I am trying to accomplish two things with apply_async
(https://docs.python.org/3/library/multiprocessing.html#multiprocessing.pool.AsyncResult) call:
(i) Call a class method
(ii) Pass an object as param
I have the following baseline code so far:
import multiprocessing as mp
class myClass():
def __init__(self, id):
self.id = id
self.val = 1.0
self.pool = None
def callback(self, obj):
self.val = obj.val
def foo(new_val): # foo is outside myClass
print ('foo passed with', new_val)
c1.val = new_val
return c1
if __name__ == '__main__':
c1 = myClass('c1')
c1.pool = mp.Pool(processes=1)
c1.pool.apply_async(foo, args=(2.0, ), callback=c1.callback).wait()
c1.pool.close()
c1.pool.join()
print ('c1.val:', c1.val) # should display 'c1 val: 2.0'
Output:
foo passed with 2.0
c1.val: 2.0
When I try to accomplish (i) with the code below, I don't get the same output as above.
class myClass():
def __init__(self, id):
self.id = id
self.val = 1.0
self.pool = None
def callback(self, obj):
self.val = obj.val
def foo(self, new_val): # foo is inside myClass
print ('foo passed with', new_val)
self.val = new_val
return self
if __name__ == '__main__':
c1 = myClass('c1')
c1.pool = mp.Pool(processes=1)
c1.pool.apply_async(c1.foo, args=(2.0, ), callback=c1.callback).wait()
c1.pool.close()
c1.pool.join()
print ('c1.val:', c1.val) # should display 'c1 val: 2.0'
Output:
c1.val: 1.0
Similarly, when I try to accomplish (ii), foo
does not get called again.
class myClass():
def __init__(self, id):
self.id = id
self.val = 1.0
self.pool = None
def callback(self, obj):
self.val = obj.val
def foo(obj, new_val): # foo is outside myClass
print ('foo passed with', new_val)
obj.val = new_val
return obj
if __name__ == '__main__':
c1 = myClass('c1')
c1.pool = mp.Pool(processes=1)
c1.pool.apply_async(foo, args=(c1, 2.0, ), callback=c1.callback).wait()
c1.pool.close()
c1.pool.join()
print ('c1.val:', c1.val) # should display 'c1 val: 2.0'
Output:
c1.val: 1.0
Any idea what needs to be changed in the code above to accomplish (i) and (ii)?

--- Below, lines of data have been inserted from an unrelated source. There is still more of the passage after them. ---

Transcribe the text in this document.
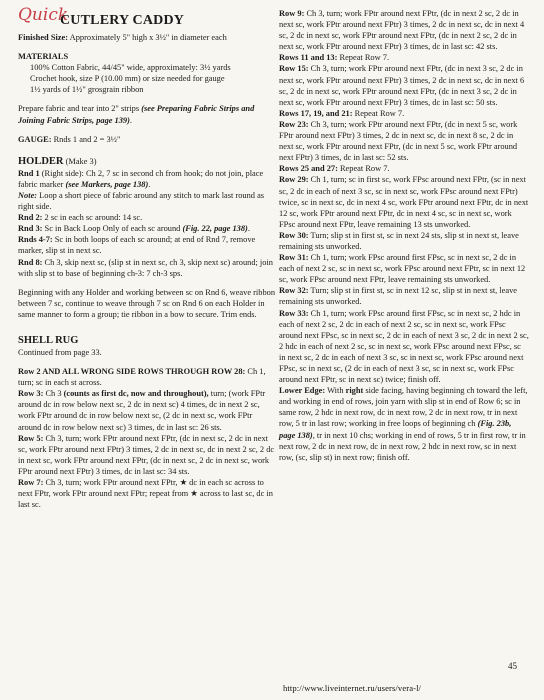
Quick
CUTLERY CADDY

Finished Size: Approximately 5" high x 3½" in diameter each

MATERIALS

100% Cotton Fabric, 44/45" wide, approximately: 3½ yards

Crochet hook, size P (10.00 mm) or size needed for gauge

1½ yards of 1½" grosgrain ribbon

Prepare fabric and tear into 2" strips (see Preparing Fabric Strips and Joining Fabric Strips, page 139).

GAUGE: Rnds 1 and 2 = 3½"

HOLDER (Make 3)

Rnd 1 (Right side): Ch 2, 7 sc in second ch from hook; do not join, place fabric marker (see Markers, page 138).

Note: Loop a short piece of fabric around any stitch to mark last round as right side.

Rnd 2: 2 sc in each sc around: 14 sc.

Rnd 3: Sc in Back Loop Only of each sc around (Fig. 22, page 138).

Rnds 4-7: Sc in both loops of each sc around; at end of Rnd 7, remove marker, slip st in next sc.

Rnd 8: Ch 3, skip next sc, (slip st in next sc, ch 3, skip next sc) around; join with slip st to base of beginning ch-3: 7 ch-3 sps.

Beginning with any Holder and working between sc on Rnd 6, weave ribbon between 7 sc, continue to weave through 7 sc on Rnd 6 on each Holder in same manner to form a group; tie ribbon in a bow to secure. Trim ends.

SHELL RUG

Continued from page 33.

Row 2 AND ALL WRONG SIDE ROWS THROUGH ROW 28: Ch 1, turn; sc in each st across.

Row 3: Ch 3 (counts as first dc, now and throughout), turn; (work FPtr around dc in row below next sc, 2 dc in next sc) 4 times, dc in next 2 sc, work FPtr around dc in row below next sc, (2 dc in next sc, work FPtr around dc in row below next sc) 3 times, dc in last sc: 26 sts.

Row 5: Ch 3, turn; work FPtr around next FPtr, (dc in next sc, 2 dc in next sc, work FPtr around next FPtr) 3 times, 2 dc in next sc, dc in next 2 sc, 2 dc in next sc, work FPtr around next FPtr, (dc in next sc, 2 dc in next sc, work FPtr around next FPtr) 3 times, dc in last sc: 34 sts.

Row 7: Ch 3, turn; work FPtr around next FPtr, ★ dc in each sc across to next FPtr, work FPtr around next FPtr; repeat from ★ across to last sc, dc in last sc.

Row 9: Ch 3, turn; work FPtr around next FPtr, (dc in next 2 sc, 2 dc in next sc, work FPtr around next FPtr) 3 times, 2 dc in next sc, dc in next 4 sc, 2 dc in next sc, work FPtr around next FPtr, (dc in next 2 sc, 2 dc in next sc, work FPtr around next FPtr) 3 times, dc in last sc: 42 sts.

Rows 11 and 13: Repeat Row 7.

Row 15: Ch 3, turn; work FPtr around next FPtr, (dc in next 3 sc, 2 dc in next sc, work FPtr around next FPtr) 3 times, 2 dc in next sc, dc in next 6 sc, 2 dc in next sc, work FPtr around next FPtr, (dc in next 3 sc, 2 dc in next sc, work FPtr around next FPtr) 3 times, dc in last sc: 50 sts.

Rows 17, 19, and 21: Repeat Row 7.

Row 23: Ch 3, turn; work FPtr around next FPtr, (dc in next 5 sc, work FPtr around next FPtr) 3 times, 2 dc in next sc, dc in next 8 sc, 2 dc in next sc, work FPtr around next FPtr, (dc in next 5 sc, work FPtr around next FPtr) 3 times, dc in last sc: 52 sts.

Rows 25 and 27: Repeat Row 7.

Row 29: Ch 1, turn; sc in first sc, work FPsc around next FPtr, (sc in next sc, 2 dc in each of next 3 sc, sc in next sc, work FPsc around next FPtr) twice, sc in next sc, dc in next 4 sc, work FPtr around next FPtr, dc in next 12 sc, work FPtr around next FPtr, dc in next 4 sc, sc in next sc, work FPsc around next FPtr, leave remaining 13 sts unworked.

Row 30: Turn; slip st in first st, sc in next 24 sts, slip st in next st, leave remaining sts unworked.

Row 31: Ch 1, turn; work FPsc around first FPsc, sc in next sc, 2 dc in each of next 2 sc, sc in next sc, work FPsc around next FPtr, sc in next 12 sc, work FPsc around next FPtr, leave remaining sts unworked.

Row 32: Turn; slip st in first st, sc in next 12 sc, slip st in next st, leave remaining sts unworked.

Row 33: Ch 1, turn; work FPsc around first FPsc, sc in next sc, 2 hdc in each of next 2 sc, 2 dc in each of next 2 sc, sc in next sc, work FPsc around next FPsc, sc in next sc, 2 dc in each of next 3 sc, 2 dc in next 2 sc, 2 hdc in each of next 2 sc, sc in next sc, work FPsc around next FPsc, sc in next sc, 2 dc in each of next 3 sc, sc in next sc, work FPsc around next FPsc, sc in next sc, (2 dc in each of next 3 sc, sc in next sc, work FPsc around next FPtr, sc in next sc) twice; finish off.

Lower Edge: With right side facing, having beginning ch toward the left, and working in end of rows, join yarn with slip st in end of Row 6; sc in same row, 2 hdc in next row, dc in next row, 2 dc in next row, tr in next row, 5 tr in last row; working in free loops of beginning ch (Fig. 23b, page 138), tr in next 10 chs; working in end of rows, 5 tr in first row, tr in next row, 2 dc in next row, dc in next row, 2 hdc in next row, sc in next row, (sc, slip st) in next row; finish off.

45
http://www.liveinternet.ru/users/vera-l/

CodePudding user response:
The call was not completed without raising an exception. You can check that with the multiprocessing.pool.AsyncResult.successful
method:
import multiprocessing as mp
class myClass():
def __init__(self, id):
self.id = id
self.val = 1.0
self.pool = None
def callback(self, obj):
self.val = obj.val
def foo(self, new_val):
print ('foo passed with', new_val)
self.val = new_val
return self
if __name__ == '__main__':
c1 = myClass('c1')
c1.pool = mp.Pool(processes=1)
async_result = c1.pool.apply_async(c1.foo, args=(2.0, ), callback=c1.callback)
async_result.wait()
print(async_result.successful()) # this is printing False!!!
c1.pool.close()
c1.pool.join()
print ('c1.val:', c1.val)
Now you can define an error_callback
to see what's going on:
...
async_result = c1.pool.apply_async(c1.foo, args=(2.0, ), callback=c1.callback, error_callback=lambda x: print(x))
...
This is the error being printed by this function:
pool objects cannot be passed between processes or pickled
On this SO question you can find more info on why this is happening. The problem is that the multiprocessing
code has to pickle the things that it sends to the sub-processes it has started, and the pickler doesn't do instance-methods.